This project focuses on Natural Language Processing (NLP) to perform sentiment analysis on movie reviews. The dataset used consists of 49,459 user reviews that can be either positive or negative. The goal of this project is to create an NLP model that identifies whether a review is positive or negative.
Project Overview:
Initial Approach:
- Model: Logistic Regression;
- Accuracy: Approximately 65% (without preprocessing);
Improved Approach:
- Preprocessing with NLTK:
- Removal of stopwords;
- Removal of punctuation and accents;
- Stemming;
- TF-IDF Vectorization;
- N-grams;
- Final Accuracy: Approximately 88%.
The project focuses on the following:
- Learn fundamental concepts of Natural Language Processing (NLP).

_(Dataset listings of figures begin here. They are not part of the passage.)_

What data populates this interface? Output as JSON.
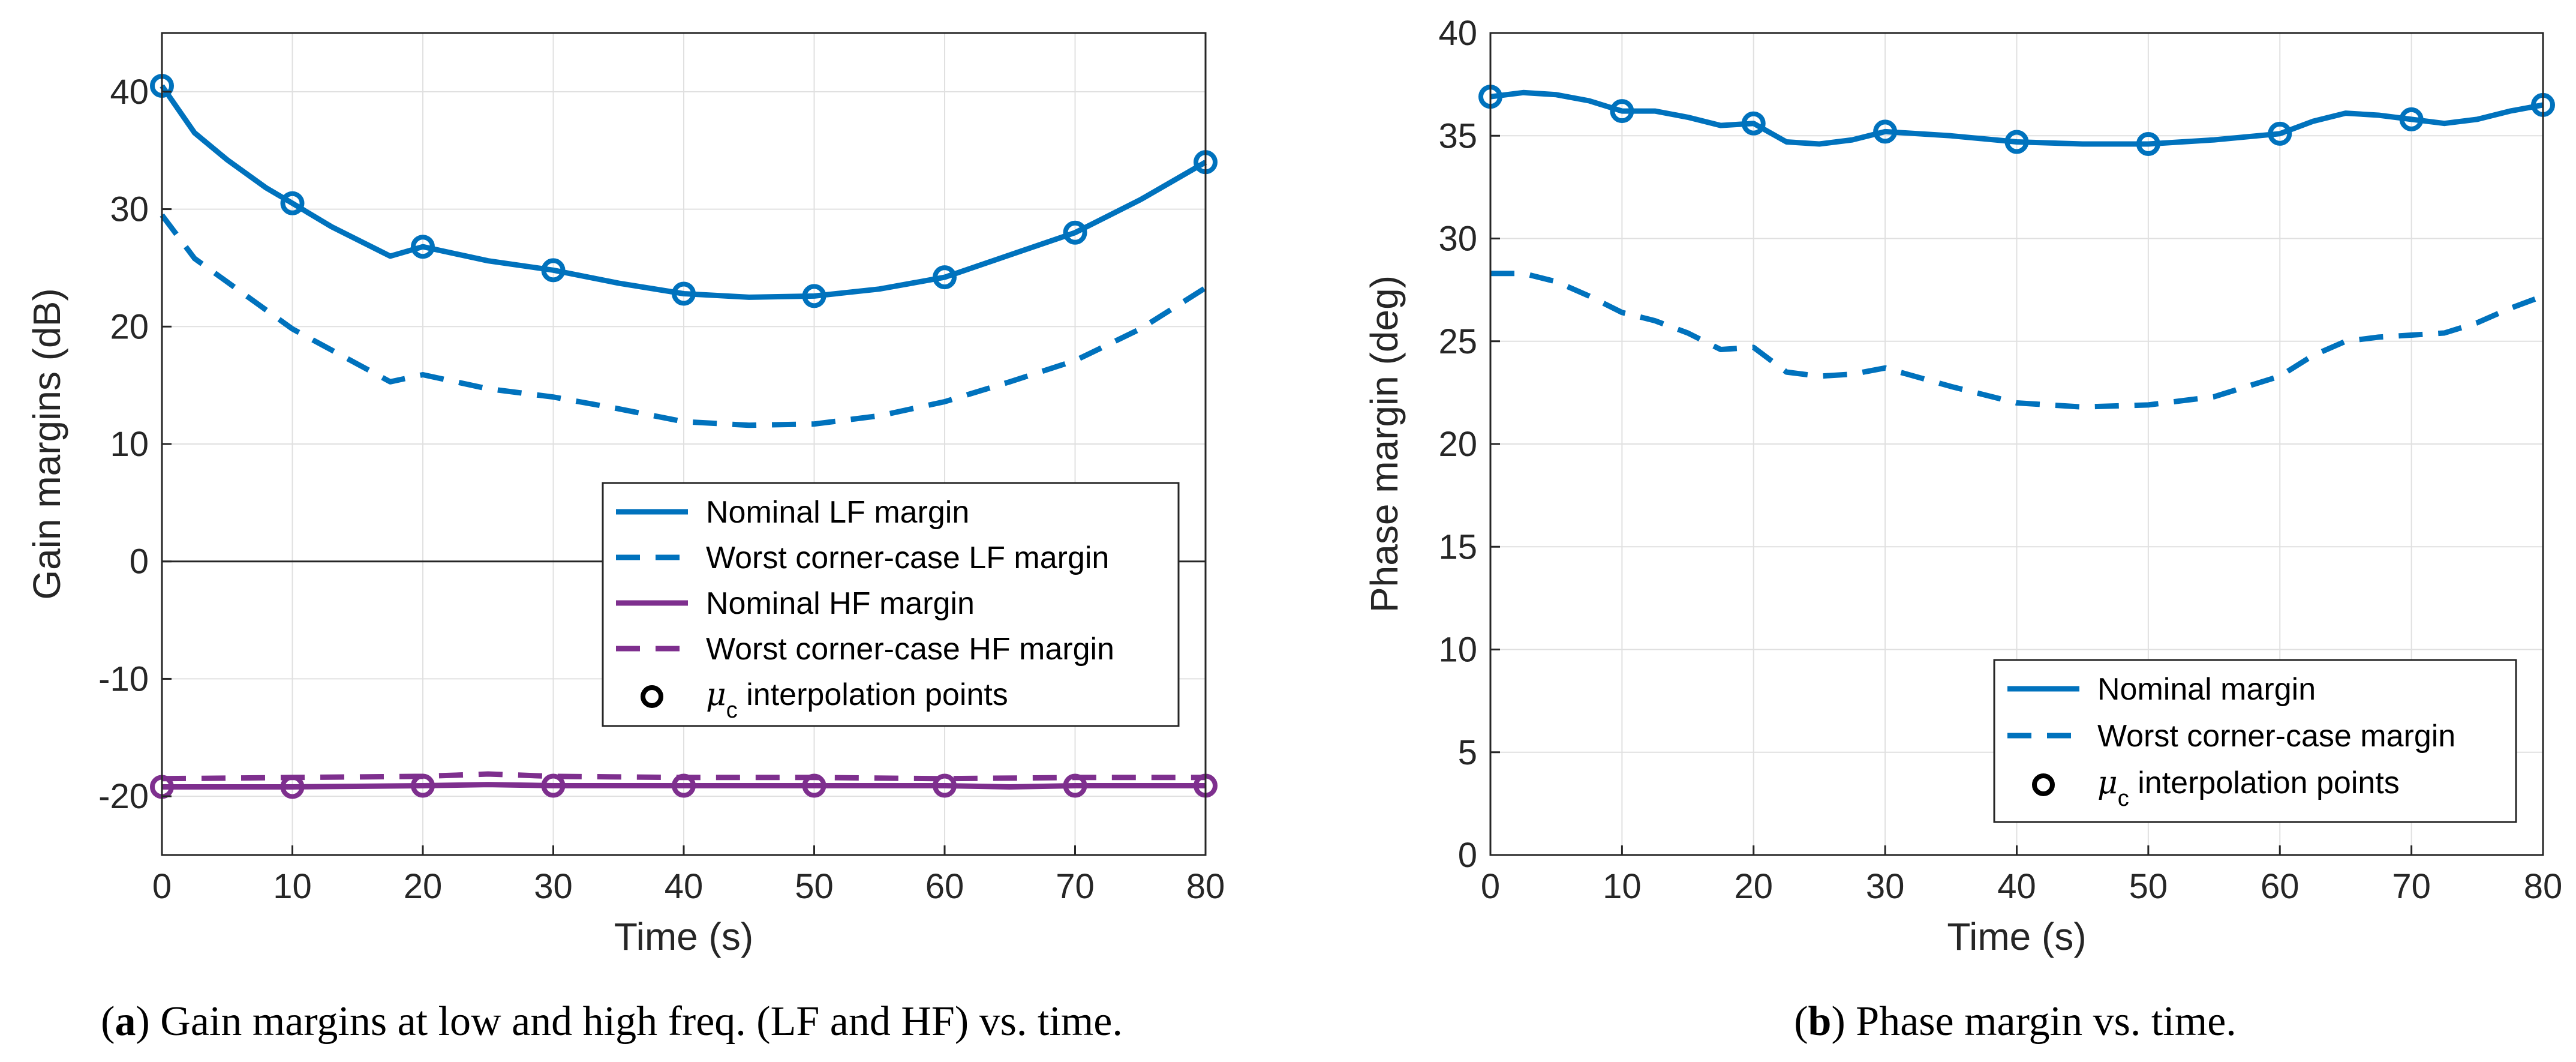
{
  "chart_data": [
    {
      "type": "line",
      "panel": "a",
      "xlabel": "Time (s)",
      "ylabel": "Gain margins (dB)",
      "xlim": [
        0,
        80
      ],
      "ylim": [
        -25,
        45
      ],
      "xticks": [
        0,
        10,
        20,
        30,
        40,
        50,
        60,
        70,
        80
      ],
      "yticks": [
        -20,
        -10,
        0,
        10,
        20,
        30,
        40
      ],
      "grid": true,
      "zero_line": true,
      "legend_position": "center-right",
      "series": [
        {
          "name": "Nominal LF margin",
          "style": "solid",
          "color": "#0072BD",
          "x": [
            0,
            2.5,
            5,
            8,
            10,
            13,
            17.5,
            20,
            25,
            30,
            35,
            40,
            45,
            50,
            55,
            60,
            65,
            70,
            75,
            80
          ],
          "y": [
            40.5,
            36.5,
            34.2,
            31.8,
            30.5,
            28.5,
            26,
            26.8,
            25.6,
            24.8,
            23.7,
            22.8,
            22.5,
            22.6,
            23.2,
            24.2,
            26.1,
            28.0,
            30.8,
            34.0
          ]
        },
        {
          "name": "Worst corner-case LF margin",
          "style": "dashed",
          "color": "#0072BD",
          "x": [
            0,
            2.5,
            5,
            10,
            15,
            17.5,
            20,
            25,
            30,
            35,
            40,
            45,
            50,
            55,
            60,
            65,
            70,
            75,
            80
          ],
          "y": [
            29.5,
            25.8,
            23.8,
            19.8,
            16.8,
            15.3,
            15.9,
            14.7,
            14.0,
            13.0,
            11.9,
            11.6,
            11.7,
            12.4,
            13.6,
            15.3,
            17.1,
            19.8,
            23.3
          ]
        },
        {
          "name": "Nominal HF margin",
          "style": "solid",
          "color": "#7E2F8E",
          "x": [
            0,
            10,
            20,
            25,
            30,
            40,
            50,
            60,
            65,
            70,
            80
          ],
          "y": [
            -19.2,
            -19.2,
            -19.1,
            -19.0,
            -19.1,
            -19.1,
            -19.1,
            -19.1,
            -19.2,
            -19.1,
            -19.1
          ]
        },
        {
          "name": "Worst corner-case HF margin",
          "style": "dashed",
          "color": "#7E2F8E",
          "x": [
            0,
            10,
            20,
            25,
            30,
            40,
            50,
            60,
            70,
            80
          ],
          "y": [
            -18.5,
            -18.4,
            -18.3,
            -18.1,
            -18.3,
            -18.4,
            -18.4,
            -18.5,
            -18.4,
            -18.4
          ]
        }
      ],
      "markers": {
        "name": "μc interpolation points",
        "series": [
          {
            "x": [
              0,
              10,
              20,
              30,
              40,
              50,
              60,
              70,
              80
            ],
            "y": [
              40.5,
              30.5,
              26.8,
              24.8,
              22.8,
              22.6,
              24.2,
              28.0,
              34.0
            ],
            "color": "#0072BD"
          },
          {
            "x": [
              0,
              10,
              20,
              30,
              40,
              50,
              60,
              70,
              80
            ],
            "y": [
              -19.2,
              -19.2,
              -19.1,
              -19.1,
              -19.1,
              -19.1,
              -19.1,
              -19.1,
              -19.1
            ],
            "color": "#7E2F8E"
          }
        ]
      },
      "legend": [
        {
          "label": "Nominal LF margin",
          "kind": "solid",
          "color": "#0072BD"
        },
        {
          "label": "Worst corner-case LF margin",
          "kind": "dashed",
          "color": "#0072BD"
        },
        {
          "label": "Nominal HF margin",
          "kind": "solid",
          "color": "#7E2F8E"
        },
        {
          "label": "Worst corner-case HF margin",
          "kind": "dashed",
          "color": "#7E2F8E"
        },
        {
          "label_prefix": "μ",
          "label_sub": "c",
          "label_suffix": " interpolation points",
          "kind": "marker",
          "color": "#000000"
        }
      ],
      "caption": {
        "letter": "a",
        "text": " Gain margins at low and high freq. (LF and HF) vs. time."
      }
    },
    {
      "type": "line",
      "panel": "b",
      "xlabel": "Time (s)",
      "ylabel": "Phase margin (deg)",
      "xlim": [
        0,
        80
      ],
      "ylim": [
        0,
        40
      ],
      "xticks": [
        0,
        10,
        20,
        30,
        40,
        50,
        60,
        70,
        80
      ],
      "yticks": [
        0,
        5,
        10,
        15,
        20,
        25,
        30,
        35,
        40
      ],
      "grid": true,
      "zero_line": false,
      "legend_position": "bottom-right",
      "series": [
        {
          "name": "Nominal margin",
          "style": "solid",
          "color": "#0072BD",
          "x": [
            0,
            2.5,
            5,
            7.5,
            10,
            12.5,
            15,
            17.5,
            20,
            22.5,
            25,
            27.5,
            30,
            35,
            40,
            45,
            50,
            55,
            60,
            62.5,
            65,
            67.5,
            70,
            72.5,
            75,
            77.5,
            80
          ],
          "y": [
            36.9,
            37.1,
            37.0,
            36.7,
            36.2,
            36.2,
            35.9,
            35.5,
            35.6,
            34.7,
            34.6,
            34.8,
            35.2,
            35.0,
            34.7,
            34.6,
            34.6,
            34.8,
            35.1,
            35.7,
            36.1,
            36.0,
            35.8,
            35.6,
            35.8,
            36.2,
            36.5
          ]
        },
        {
          "name": "Worst corner-case margin",
          "style": "dashed",
          "color": "#0072BD",
          "x": [
            0,
            2.5,
            5,
            7.5,
            10,
            12.5,
            15,
            17.5,
            20,
            22.5,
            25,
            27.5,
            30,
            35,
            40,
            45,
            50,
            55,
            60,
            62.5,
            65,
            67.5,
            70,
            72.5,
            75,
            77.5,
            80
          ],
          "y": [
            28.3,
            28.3,
            27.9,
            27.2,
            26.4,
            26.0,
            25.4,
            24.6,
            24.7,
            23.5,
            23.3,
            23.4,
            23.7,
            22.8,
            22.0,
            21.8,
            21.9,
            22.3,
            23.3,
            24.3,
            25.0,
            25.2,
            25.3,
            25.4,
            25.9,
            26.6,
            27.2
          ]
        }
      ],
      "markers": {
        "name": "μc interpolation points",
        "series": [
          {
            "x": [
              0,
              10,
              20,
              30,
              40,
              50,
              60,
              70,
              80
            ],
            "y": [
              36.9,
              36.2,
              35.6,
              35.2,
              34.7,
              34.6,
              35.1,
              35.8,
              36.5
            ],
            "color": "#0072BD"
          }
        ]
      },
      "legend": [
        {
          "label": "Nominal margin",
          "kind": "solid",
          "color": "#0072BD"
        },
        {
          "label": "Worst corner-case margin",
          "kind": "dashed",
          "color": "#0072BD"
        },
        {
          "label_prefix": "μ",
          "label_sub": "c",
          "label_suffix": " interpolation points",
          "kind": "marker",
          "color": "#000000"
        }
      ],
      "caption": {
        "letter": "b",
        "text": " Phase margin vs. time."
      }
    }
  ]
}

- Perform automated Sentiment Analysis.
- Develop an architecture for sentiment classification.
- Create visualizations to facilitate the analysis of textual data.
- Start using NLTK, one of the main Python libraries for NLP.
- Learn best practices for NLP.
- Improve classification results by normalizing texts.
- Learn how to use TF-IDF and n-grams to improve classification.
- Understand how text normalization improves data visualization.
- Advance in using the NLTK library.
- Learn to use SKlearn resources to optimize classification.